Many Community Water Systems (CWS) use disinfectants in drinking water to protect against microbes such as giardia and cryptosporidium, which can cause gastrointestinal diseases. Chlorine and ammonia, which form chloramines, are added to the Mississippi River, a relatively dirty source of water, to disinfect it. This gives Minneapolis drinking water an occasional “pool” flavor. Guideline values are used to make decisions about managing the health risks of pollutants found in groundwater used as a source of drinking water.

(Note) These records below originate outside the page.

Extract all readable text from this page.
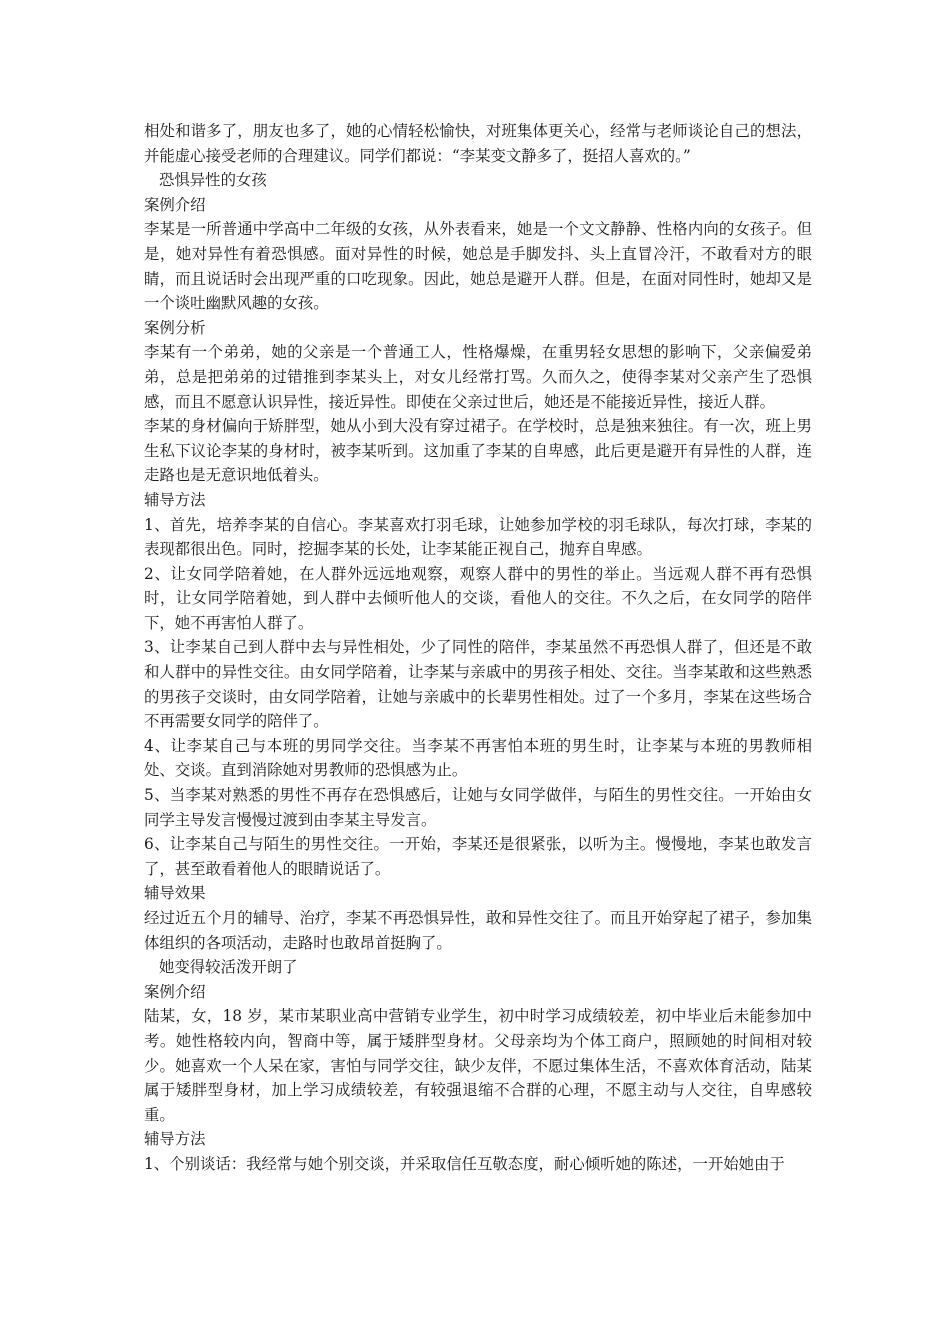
相处和谐多了，朋友也多了，她的心情轻松愉快，对班集体更关心，经常与老师谈论自己的想法，并能虚心接受老师的合理建议。同学们都说：“李某变文静多了，挺招人喜欢的。”

恐惧异性的女孩

案例介绍

李某是一所普通中学高中二年级的女孩，从外表看来，她是一个文文静静、性格内向的女孩子。但是，她对异性有着恐惧感。面对异性的时候，她总是手脚发抖、头上直冒冷汗，不敢看对方的眼睛，而且说话时会出现严重的口吃现象。因此，她总是避开人群。但是，在面对同性时，她却又是一个谈吐幽默风趣的女孩。

案例分析

李某有一个弟弟，她的父亲是一个普通工人，性格爆燥，在重男轻女思想的影响下，父亲偏爱弟弟，总是把弟弟的过错推到李某头上，对女儿经常打骂。久而久之，使得李某对父亲产生了恐惧感，而且不愿意认识异性，接近异性。即使在父亲过世后，她还是不能接近异性，接近人群。

李某的身材偏向于矫胖型，她从小到大没有穿过裙子。在学校时，总是独来独往。有一次，班上男生私下议论李某的身材时，被李某听到。这加重了李某的自卑感，此后更是避开有异性的人群，连走路也是无意识地低着头。

辅导方法

1、首先，培养李某的自信心。李某喜欢打羽毛球，让她参加学校的羽毛球队，每次打球，李某的表现都很出色。同时，挖掘李某的长处，让李某能正视自己，抛弃自卑感。

2、让女同学陪着她，在人群外远远地观察，观察人群中的男性的举止。当远观人群不再有恐惧时，让女同学陪着她，到人群中去倾听他人的交谈，看他人的交往。不久之后，在女同学的陪伴下，她不再害怕人群了。

3、让李某自己到人群中去与异性相处，少了同性的陪伴，李某虽然不再恐惧人群了，但还是不敢和人群中的异性交往。由女同学陪着，让李某与亲戚中的男孩子相处、交往。当李某敢和这些熟悉的男孩子交谈时，由女同学陪着，让她与亲戚中的长辈男性相处。过了一个多月，李某在这些场合不再需要女同学的陪伴了。

4、让李某自己与本班的男同学交往。当李某不再害怕本班的男生时，让李某与本班的男教师相处、交谈。直到消除她对男教师的恐惧感为止。

5、当李某对熟悉的男性不再存在恐惧感后，让她与女同学做伴，与陌生的男性交往。一开始由女同学主导发言慢慢过渡到由李某主导发言。

6、让李某自己与陌生的男性交往。一开始，李某还是很紧张，以听为主。慢慢地，李某也敢发言了，甚至敢看着他人的眼睛说话了。

辅导效果

经过近五个月的辅导、治疗，李某不再恐惧异性，敢和异性交往了。而且开始穿起了裙子，参加集体组织的各项活动，走路时也敢昂首挺胸了。

她变得较活泼开朗了

案例介绍

陆某，女，18 岁，某市某职业高中营销专业学生，初中时学习成绩较差，初中毕业后未能参加中考。她性格较内向，智商中等，属于矮胖型身材。父母亲均为个体工商户，照顾她的时间相对较少。她喜欢一个人呆在家，害怕与同学交往，缺少友伴，不愿过集体生活，不喜欢体育活动，陆某属于矮胖型身材，加上学习成绩较差，有较强退缩不合群的心理，不愿主动与人交往，自卑感较重。

辅导方法

1、个别谈话：我经常与她个别交谈，并采取信任互敬态度，耐心倾听她的陈述，一开始她由于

Both the World Health Organization and the Centers for Disease Control and Prevention consider the disinfection of drinking water to be one of the most important advances in public health. To reduce exposure to Disinfection By-Products (DBPs) in drinking water, a whole-house carbon filter and a domestic water treatment system can be employed. All Community Water Systems that disinfect perform tests for the presence of Total Trihalomethanes (TTHM) and ensure that the levels meet the Environmental Protection Agency's drinking water standard, or Maximum Contaminant Level (MCL). The City of Minneapolis regularly performs water tests and publishes the results in its annual drinking water reports. People who drink water that contains TTHM above the MCL for many years may experience liver, kidney, or central nervous system problems and an increased risk of cancer. To ensure safety, it is important to understand the average chlorine content of bottled water in Central Minnesota.
Chlorine Content in Bottled WaterThe amount of chlorine present in bottled water varies depending on its source.
Bottled water from natural springs may contain no chlorine at all, while bottled water from municipal sources may contain up to 0.2 parts per million (ppm) of chlorine. The average chlorine content of bottled water in Central Minnesota is 0.1 ppm.
Benefits of ChlorineChlorine is an effective disinfectant that eliminates bacteria and other microorganisms that can cause disease. It also helps to reduce the risk of contamination from other sources such as sewage or agricultural runoff. Chlorine also helps to reduce bad odors and tastes in drinking water.
Risks of ChlorineChlorine can react with organic matter in the water to form Disinfection By-Products (DBPs).
These DBPs can be harmful if consumed in large quantities over long periods of time. It is important to monitor chlorine levels in drinking water to ensure that they are within safe limits.